< Psalmen 42 >
1 Voor muziekbegeleiding. Een leerdicht; van de zonen van Kore. Zoals een hert smacht naar de stromende wateren. Zo smacht mijn ziel naar U, o God!
To victorie, to the sones of Chore. As an hert desirith to the wellis of watris; so thou, God, my soule desirith to thee.
2 Mijn ziel dorst naar God, naar den levenden God: Wanneer mag ik opgaan, en Gods aanschijn aanschouwen?
Mi soule thirstide to God, `that is a `quik welle; whanne schal Y come, and appere bifor the face of God?
3 Dag en nacht zijn de tranen mijn brood, Omdat mij almaar gezegd wordt: "Waar blijft toch uw God!"
Mi teeris weren looues to me bi dai and nyyt; while it is seid to me ech dai, Where is thi God?
4 Ik denk er met diepe weemoed aan terug, Hoe ik optrok in vorstelijke stoet naar Gods huis, Onder gejuich en gejubel En het gejoel van de schare.
I bithouyte of these thingis, and Y schedde out in me my soule; for Y schal passe in to the place of the wondurful tabernacle, til to the hows of God. In the vois of ful out ioiyng and knoulechyng; is the sown of the etere.
5 Mijn ziel, wat zijt gij bedroefd, En wat kreunt gij in mij? Vertrouw toch op God: Dan zal ik Hem eens mogen danken Als mijn Helper en God!

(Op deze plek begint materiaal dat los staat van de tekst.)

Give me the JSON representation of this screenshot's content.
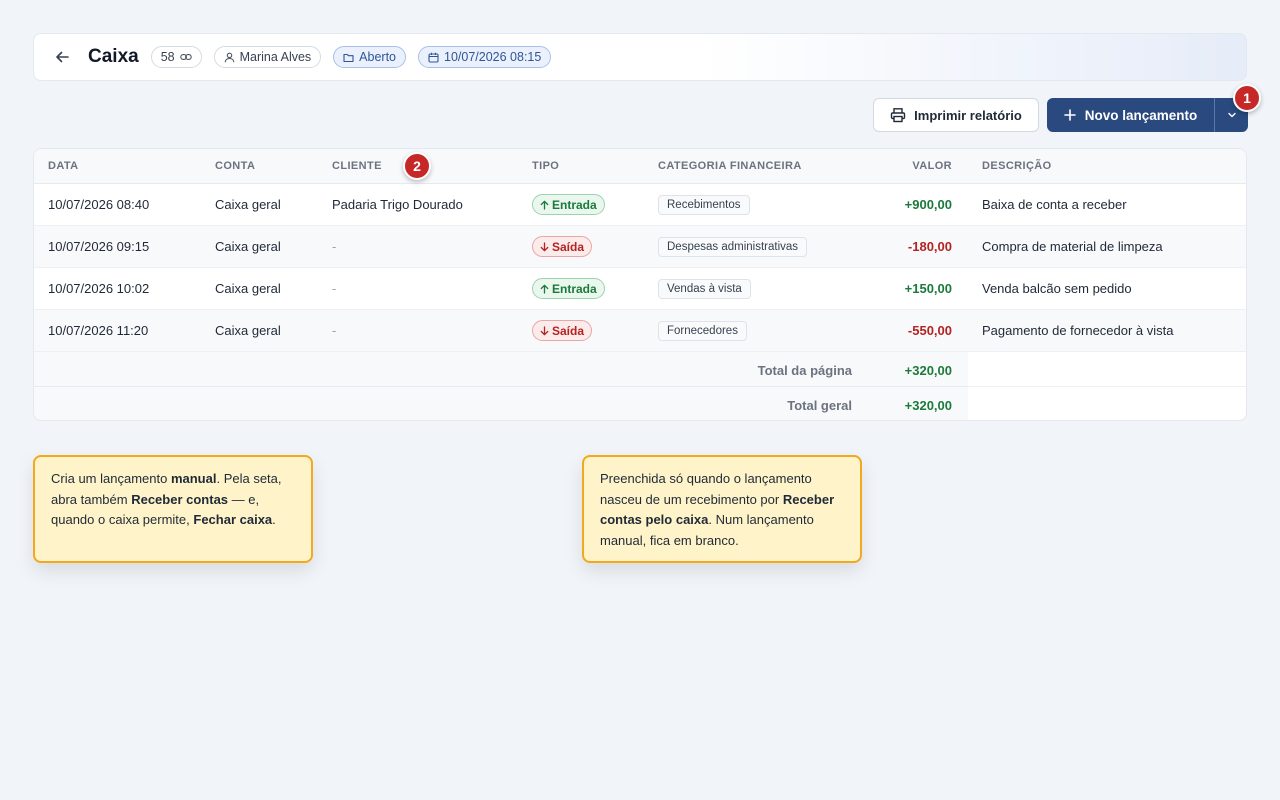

Mi soule, whi art thou sory; and whi disturblist thou me? Hope thou in God, for yit Y schal knouleche to hym; he is the helthe of my cheer,
6 Mijn ziel is bedroefd, daarom denk ik aan U terug, In het land van Jordaan en Hermon en in het lage gebergte.
and my God. My soule is disturblid at my silf; therfor, God, Y schal be myndeful of thee fro the lond of Jordan, and fro the litil hil Hermonyim.
7 Afgrond dreunt tegen afgrond door het gebruis van uw stromen. Al uw golven en baren slaan over mij heen.
Depthe clepith depthe; in the vois of thi wyndows. Alle thin hiye thingis and thi wawis; passiden ouer me.
8 Overdag blijf ik uitzien naar Jahweh om zijn genade, ‘s Nachts klinkt mijn lied als een gebed tot den levenden God.
The Lord sente his merci in the dai; and his song in the nyyt.
9 Ik zeg tot mijn God en mijn Rots: "Waarom zijt Gij mij vergeten; Waarom ga ik in rouw door de druk van mijn vijand?"
At me is a preier to the God of my lijf; Y schal seie to God, Thou art my `takere vp. Whi foryetist thou me; and whi go Y sorewful, while the enemy turmentith me?
10 De hoon van mijn haters schrijnt als een steek in mijn beenderen, Omdat mij almaar gezegd wordt: "Waar blijft toch uw God!"
While my boonys ben brokun togidere; myn enemyes, that troblen me, dispiseden me. While thei seien to me, bi alle daies; Where is thi God?
11 Mijn ziel, wat zijt gij bedroefd, En wat kreunt gij in mij? Vertrouw toch op God: Dan zal ik Hem eens mogen danken Als mijn Helper en God!
Mi soule, whi art thou sori; and whi disturblist thou me? Hope thou in God, for yit Y schal knouleche to hym; `he is the helthe of my cheer, and my God.